The Amazon-owned company said in a statement signed by CEO Dan Clancy that costs were 10 times higher than most other countries, making it impossible to continue operating.

South Korea allows internet service providers to charge data-heavy companies like Twitch extra fees, which has already led to a long dispute with Netflix.

Big telecom firms in Europe have pushed for a similar deal, which they call “fair share”, but an EU consultation concluded in October that the idea was not popular.

Twitch said it had tried to lower its costs by reducing the maximum video quality but it was still losing money and would pull out of the country on February 27.

“The cost of running Twitch in South Korea is currently seriously high,” said the statement.

– ‘Stellar player’ –

Twitch, acquired by Amazon in 2014 for close to $1 billion, gained significant traction among gamers in South Korea.

The firm does not publish user numbers but it was widely reported in 2021 to have six million users in South Korea, more than four percent of its global total.

The country is known for its passionate, competitive, and dedicated gaming community, as well as its megastar Faker — a gamer hailed as the Michael Jordan of e-sports.
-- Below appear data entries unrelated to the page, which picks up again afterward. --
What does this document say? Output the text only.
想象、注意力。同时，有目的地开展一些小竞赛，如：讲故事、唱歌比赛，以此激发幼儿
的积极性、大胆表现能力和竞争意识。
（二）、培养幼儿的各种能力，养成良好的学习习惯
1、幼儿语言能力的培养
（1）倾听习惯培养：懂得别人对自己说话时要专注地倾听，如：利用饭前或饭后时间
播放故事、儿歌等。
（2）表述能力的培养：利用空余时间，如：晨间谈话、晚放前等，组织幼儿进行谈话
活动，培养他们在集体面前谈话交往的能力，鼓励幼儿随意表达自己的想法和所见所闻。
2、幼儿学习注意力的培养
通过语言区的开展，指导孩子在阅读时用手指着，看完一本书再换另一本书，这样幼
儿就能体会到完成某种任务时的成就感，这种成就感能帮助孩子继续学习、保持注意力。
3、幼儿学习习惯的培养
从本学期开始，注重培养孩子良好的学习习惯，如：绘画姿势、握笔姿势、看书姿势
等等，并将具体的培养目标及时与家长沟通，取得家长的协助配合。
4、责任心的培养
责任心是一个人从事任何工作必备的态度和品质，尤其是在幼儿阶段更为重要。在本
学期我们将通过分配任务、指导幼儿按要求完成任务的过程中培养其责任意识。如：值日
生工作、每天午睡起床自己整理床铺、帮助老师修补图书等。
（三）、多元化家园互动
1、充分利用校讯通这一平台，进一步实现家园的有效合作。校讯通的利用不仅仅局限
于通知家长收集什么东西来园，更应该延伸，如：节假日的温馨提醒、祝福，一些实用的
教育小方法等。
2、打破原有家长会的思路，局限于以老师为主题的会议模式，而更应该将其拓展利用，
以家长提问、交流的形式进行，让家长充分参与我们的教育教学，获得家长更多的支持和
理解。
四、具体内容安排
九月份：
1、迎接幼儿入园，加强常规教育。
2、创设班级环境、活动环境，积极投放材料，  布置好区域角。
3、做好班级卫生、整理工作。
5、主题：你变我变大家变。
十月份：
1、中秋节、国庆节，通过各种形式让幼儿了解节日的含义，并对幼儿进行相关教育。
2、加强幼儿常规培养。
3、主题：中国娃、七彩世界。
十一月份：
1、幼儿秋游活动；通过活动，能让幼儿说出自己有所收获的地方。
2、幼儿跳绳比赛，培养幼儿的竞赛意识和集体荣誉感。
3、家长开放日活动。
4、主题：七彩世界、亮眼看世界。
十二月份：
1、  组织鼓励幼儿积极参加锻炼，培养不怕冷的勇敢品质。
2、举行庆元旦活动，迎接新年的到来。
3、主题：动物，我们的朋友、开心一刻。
“We would like to reiterate that this was a very difficult decision, and one that all of us at Twitch are deeply saddened by,” the company’s Wednesday statement said.

“South Korea has always been a stellar player in the global e-sports community and will continue to do so.”
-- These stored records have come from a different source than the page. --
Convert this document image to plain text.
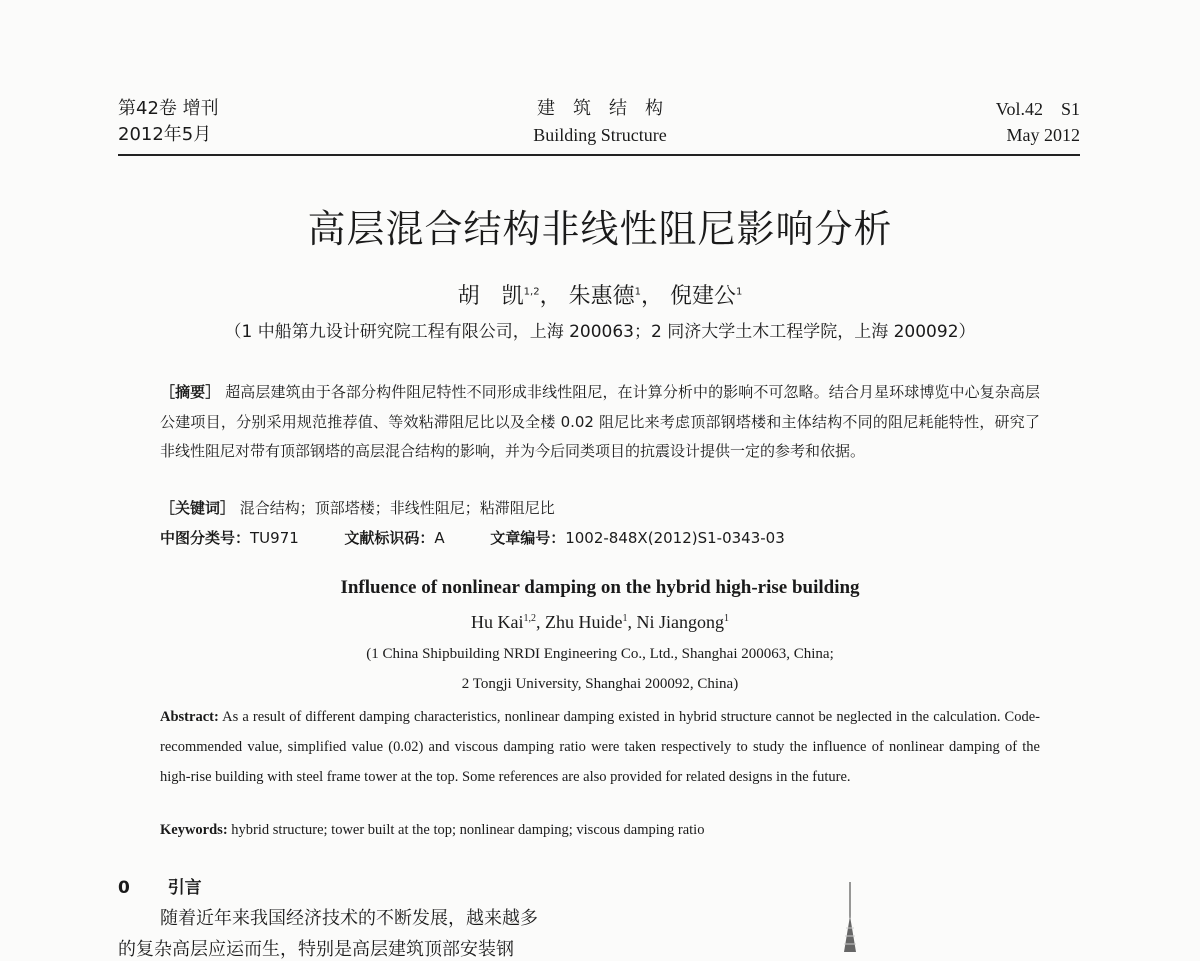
第42卷 增刊
2012年5月
建　筑　结　构
Building Structure
Vol.42　S1
May 2012
高层混合结构非线性阻尼影响分析
胡　凯$^{1,2}$， 朱惠德$^1$， 倪建公$^1$
（1 中船第九设计研究院工程有限公司，上海 200063；2 同济大学土木工程学院，上海 200092）
［摘要］ 超高层建筑由于各部分构件阻尼特性不同形成非线性阻尼，在计算分析中的影响不可忽略。结合月星环球博览中心复杂高层公建项目，分别采用规范推荐值、等效粘滞阻尼比以及全楼 0.02 阻尼比来考虑顶部钢塔楼和主体结构不同的阻尼耗能特性，研究了非线性阻尼对带有顶部钢塔的高层混合结构的影响，并为今后同类项目的抗震设计提供一定的参考和依据。
［关键词］ 混合结构；顶部塔楼；非线性阻尼；粘滞阻尼比
中图分类号：TU971	文献标识码：A	文章编号：1002-848X(2012)S1-0343-03
Influence of nonlinear damping on the hybrid high-rise building
Hu Kai$^{1,2}$, Zhu Huide$^1$, Ni Jiangong$^1$
(1 China Shipbuilding NRDI Engineering Co., Ltd., Shanghai 200063, China;
2 Tongji University, Shanghai 200092, China)
Abstract: As a result of different damping characteristics, nonlinear damping existed in hybrid structure cannot be neglected in the calculation. Code-recommended value, simplified value (0.02) and viscous damping ratio were taken respectively to study the influence of nonlinear damping of the high-rise building with steel frame tower at the top. Some references are also provided for related designs in the future.
Keywords: hybrid structure; tower built at the top; nonlinear damping; viscous damping ratio
0 引言
随着近年来我国经济技术的不断发展，越来越多
的复杂高层应运而生，特别是高层建筑顶部安装钢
Shares in South Korean video streaming service Afreeca TV, Twitch’s competitor, soared almost 30 percent in afternoon trading in Seoul.

Some of the country’s Twitch users were devastated by the news.

One streamer, yummy_2 said: “It feels like losing my job right now.”

– Biden vs Trump –

Netflix was the first major international firm to cry foul over South Korea’s rules on network fees, getting entangled in lawsuits with SK Broadband, one of South Korea’s biggest internet service providers.

However, the two firms announced in September they would drop the legal cases and would now instead “collaborate as partners for the future”.

While the usage fees are a boon to telecom companies, they are bitterly opposed by tech platforms around the world.

European lawmakers and digital rights activists also argue such an arrangement could break rules on net neutrality, whereby telecoms firms are barred from selling faster internet speeds to particular companies.

The issue has been at the heart of a years-long dispute in the United States with former President Donald Trump rolling back net neutrality rules and his successor Joe Biden struggling to restore them.